In children older than 2 years of age, blood pressure should also be measured as part of the routine examination. Only a single measurement height alone is not meaningful, but it is important in the diagnosis of hypertension that the measurements are high in repeated numbers and at least 3 different days. In children, a blood pressure monitor with a suitable cuff according to arm diameter and length should be used. We pay attention to the validation of the device and do not prefer devices that measure from the wrist.

Obesity is a cause of hypertension in childhood.

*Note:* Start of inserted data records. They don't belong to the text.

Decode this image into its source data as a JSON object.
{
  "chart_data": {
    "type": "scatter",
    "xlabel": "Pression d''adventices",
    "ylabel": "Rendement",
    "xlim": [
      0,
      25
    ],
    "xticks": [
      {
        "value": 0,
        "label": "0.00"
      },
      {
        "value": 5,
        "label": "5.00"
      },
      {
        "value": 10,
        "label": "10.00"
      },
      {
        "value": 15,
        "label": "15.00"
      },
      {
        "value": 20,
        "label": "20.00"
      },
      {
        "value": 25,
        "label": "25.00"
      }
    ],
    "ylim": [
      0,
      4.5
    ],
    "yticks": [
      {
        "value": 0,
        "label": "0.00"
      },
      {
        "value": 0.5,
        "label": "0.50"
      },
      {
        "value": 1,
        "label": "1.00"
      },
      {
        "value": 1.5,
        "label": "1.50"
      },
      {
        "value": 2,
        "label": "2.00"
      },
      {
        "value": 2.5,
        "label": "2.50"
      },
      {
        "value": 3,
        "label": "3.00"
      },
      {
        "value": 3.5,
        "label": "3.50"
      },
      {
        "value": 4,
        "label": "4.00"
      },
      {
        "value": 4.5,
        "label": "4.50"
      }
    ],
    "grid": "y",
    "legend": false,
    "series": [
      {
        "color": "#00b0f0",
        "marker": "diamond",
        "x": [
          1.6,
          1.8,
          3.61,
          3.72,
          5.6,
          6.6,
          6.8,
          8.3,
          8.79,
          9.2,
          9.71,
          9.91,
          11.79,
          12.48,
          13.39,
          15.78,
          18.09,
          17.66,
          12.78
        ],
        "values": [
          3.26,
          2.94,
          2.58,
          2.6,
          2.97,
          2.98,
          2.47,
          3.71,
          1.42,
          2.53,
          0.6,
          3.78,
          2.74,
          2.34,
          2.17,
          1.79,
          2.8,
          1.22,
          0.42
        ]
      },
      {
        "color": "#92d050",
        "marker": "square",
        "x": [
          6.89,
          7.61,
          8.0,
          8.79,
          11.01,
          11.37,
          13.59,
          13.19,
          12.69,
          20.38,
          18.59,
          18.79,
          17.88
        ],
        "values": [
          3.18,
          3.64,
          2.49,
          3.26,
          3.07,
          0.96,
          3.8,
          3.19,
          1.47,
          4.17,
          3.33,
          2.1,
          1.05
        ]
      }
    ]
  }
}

Since the most common cause of hypertension in children is kidney-related, the follow-up of the disease is followed by pediatric nephrologists, unlike adults. Structural anomalies and vascular problems of the kidney become more common as the age decreases, while causes such as obesity, endocrine disorders and unexplained factors (idiopathic) become prominent towards adolescence. Studies show that each unit increase in body mass index doubles the risk of hypertension. Gender is also a factor affecting the frequency of hypertension. It is more common in boys than girls.

Those with a family history of hypertension are at risk.

Fifty percent of children with hypertension have a family history of hypertension. This situation is thought to be related to genetic predisposition and environmental factors. In addition to a detailed disease history and examination to investigate the causes, we perform some blood and urine analyzes and an ultrasonographic examination to evaluate the kidneys.

Lifestyle change is necessary

Hypertension is a disease that can have negative effects on all organ systems, especially on the eyes, heart and vessels. For this reason, recommended lifestyle changes and treatments should be applied when diagnosed.

The treatment for the found cause or causes is planned by the physician. Regular follow-up is essential and the frequency of examination should be determined by the physician.

Basically, we have two treatment methods.

  • lifestyle change
  • Weight loss (especially for those with obesity problems)
  • Dietary change (low salt, healthy foods, avoiding fast-food diets)
  • 20-30 minutes of exercise a day (exercise such as walking, swimming, cycling should be determined by the doctor)
  • Giving up sitting still for a long time in front of the TV or computer
  • Medications for the cause, if any, should be selected by the doctor.
  • In case of any side effects, the doctor should be contacted and changes should be made if necessary.
  • Medication should be used regularly.